I'm going to have a stab at this that uses the two-arg version of lastIndexOfin order to remove some special-case checking code, and hopefully make the intention more readable. Credit goes to Justin 'jinguy' Nelsonfor providing the basis of this method:

我将尝试使用两个参数版本的lastIndexOf，以删除一些特殊情况检查代码，并希望使意图更具可读性。

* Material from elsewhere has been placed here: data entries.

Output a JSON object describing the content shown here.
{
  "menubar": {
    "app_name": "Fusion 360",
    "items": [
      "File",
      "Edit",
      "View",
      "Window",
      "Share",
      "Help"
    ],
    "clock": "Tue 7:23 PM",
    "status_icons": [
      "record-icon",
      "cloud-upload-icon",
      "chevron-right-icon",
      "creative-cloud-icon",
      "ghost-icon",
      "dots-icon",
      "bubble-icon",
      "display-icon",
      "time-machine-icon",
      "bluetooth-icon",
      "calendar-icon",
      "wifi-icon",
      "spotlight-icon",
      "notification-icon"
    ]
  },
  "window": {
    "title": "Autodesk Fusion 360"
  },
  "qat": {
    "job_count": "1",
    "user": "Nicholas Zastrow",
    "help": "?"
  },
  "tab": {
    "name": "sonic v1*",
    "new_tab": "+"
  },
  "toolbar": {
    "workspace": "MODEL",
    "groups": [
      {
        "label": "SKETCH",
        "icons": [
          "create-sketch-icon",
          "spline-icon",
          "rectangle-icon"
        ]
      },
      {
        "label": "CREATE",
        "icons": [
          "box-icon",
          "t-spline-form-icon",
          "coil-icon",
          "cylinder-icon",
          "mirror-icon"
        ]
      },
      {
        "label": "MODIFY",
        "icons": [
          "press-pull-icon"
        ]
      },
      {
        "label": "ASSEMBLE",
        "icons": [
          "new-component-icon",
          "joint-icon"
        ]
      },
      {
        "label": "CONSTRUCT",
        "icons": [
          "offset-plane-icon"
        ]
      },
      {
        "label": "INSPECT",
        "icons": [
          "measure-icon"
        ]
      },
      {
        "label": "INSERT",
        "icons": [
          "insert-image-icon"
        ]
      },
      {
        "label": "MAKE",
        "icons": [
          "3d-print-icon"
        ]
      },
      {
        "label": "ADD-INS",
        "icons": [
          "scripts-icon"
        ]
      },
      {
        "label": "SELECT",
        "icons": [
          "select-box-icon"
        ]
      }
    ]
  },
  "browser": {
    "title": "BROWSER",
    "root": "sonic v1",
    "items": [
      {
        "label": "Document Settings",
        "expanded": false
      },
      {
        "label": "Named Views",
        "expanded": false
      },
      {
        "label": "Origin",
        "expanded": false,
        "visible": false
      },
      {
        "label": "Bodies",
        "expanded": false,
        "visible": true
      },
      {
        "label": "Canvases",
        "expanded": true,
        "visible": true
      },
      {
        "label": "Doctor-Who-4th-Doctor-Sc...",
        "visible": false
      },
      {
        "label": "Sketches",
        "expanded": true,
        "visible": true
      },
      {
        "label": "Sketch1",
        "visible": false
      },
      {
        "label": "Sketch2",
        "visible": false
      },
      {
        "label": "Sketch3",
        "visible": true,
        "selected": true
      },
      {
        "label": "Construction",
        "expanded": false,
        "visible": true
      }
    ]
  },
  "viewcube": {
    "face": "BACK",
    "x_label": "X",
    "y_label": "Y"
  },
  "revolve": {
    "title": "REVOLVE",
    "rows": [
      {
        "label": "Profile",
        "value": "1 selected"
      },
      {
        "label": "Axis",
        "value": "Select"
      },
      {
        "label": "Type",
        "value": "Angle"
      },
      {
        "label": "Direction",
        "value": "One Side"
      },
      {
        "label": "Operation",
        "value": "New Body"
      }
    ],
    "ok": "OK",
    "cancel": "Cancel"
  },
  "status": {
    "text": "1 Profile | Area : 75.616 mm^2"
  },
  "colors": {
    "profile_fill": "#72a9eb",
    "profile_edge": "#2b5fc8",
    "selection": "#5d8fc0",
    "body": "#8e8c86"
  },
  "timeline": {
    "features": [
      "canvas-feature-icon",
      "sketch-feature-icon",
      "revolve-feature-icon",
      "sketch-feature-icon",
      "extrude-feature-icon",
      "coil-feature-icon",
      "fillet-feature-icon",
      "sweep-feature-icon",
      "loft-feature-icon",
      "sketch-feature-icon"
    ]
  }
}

幸得贾斯汀“jinguy”尼尔森提供这种方法的基础：

public static String removeExtention(String filePath) {
    // These first few lines the same as Justin's
    File f = new File(filePath);

    // if it's a directory, don't remove the extention
    if (f.isDirectory()) return filePath;

    String name = f.getName();

    // Now we know it's a file - don't need to do any special hidden
    // checking or contains() checking because of:
    final int lastPeriodPos = name.lastIndexOf('.');
    if (lastPeriodPos <= 0)
    {
        // No period after first character - return name as it was passed in
        return filePath;
    }
    else
    {
        // Remove the last period and everything after it
        File renamed = new File(f.getParent(), name.substring(0, lastPeriodPos));
        return renamed.getPath();
    }
}

To me this is clearer than special-casing hidden files and files that don't contain a dot. It also reads clearer to what I understand your specification to be; something like "remove the last dot and everything following it, assuming it exists and is not the first character of the filename".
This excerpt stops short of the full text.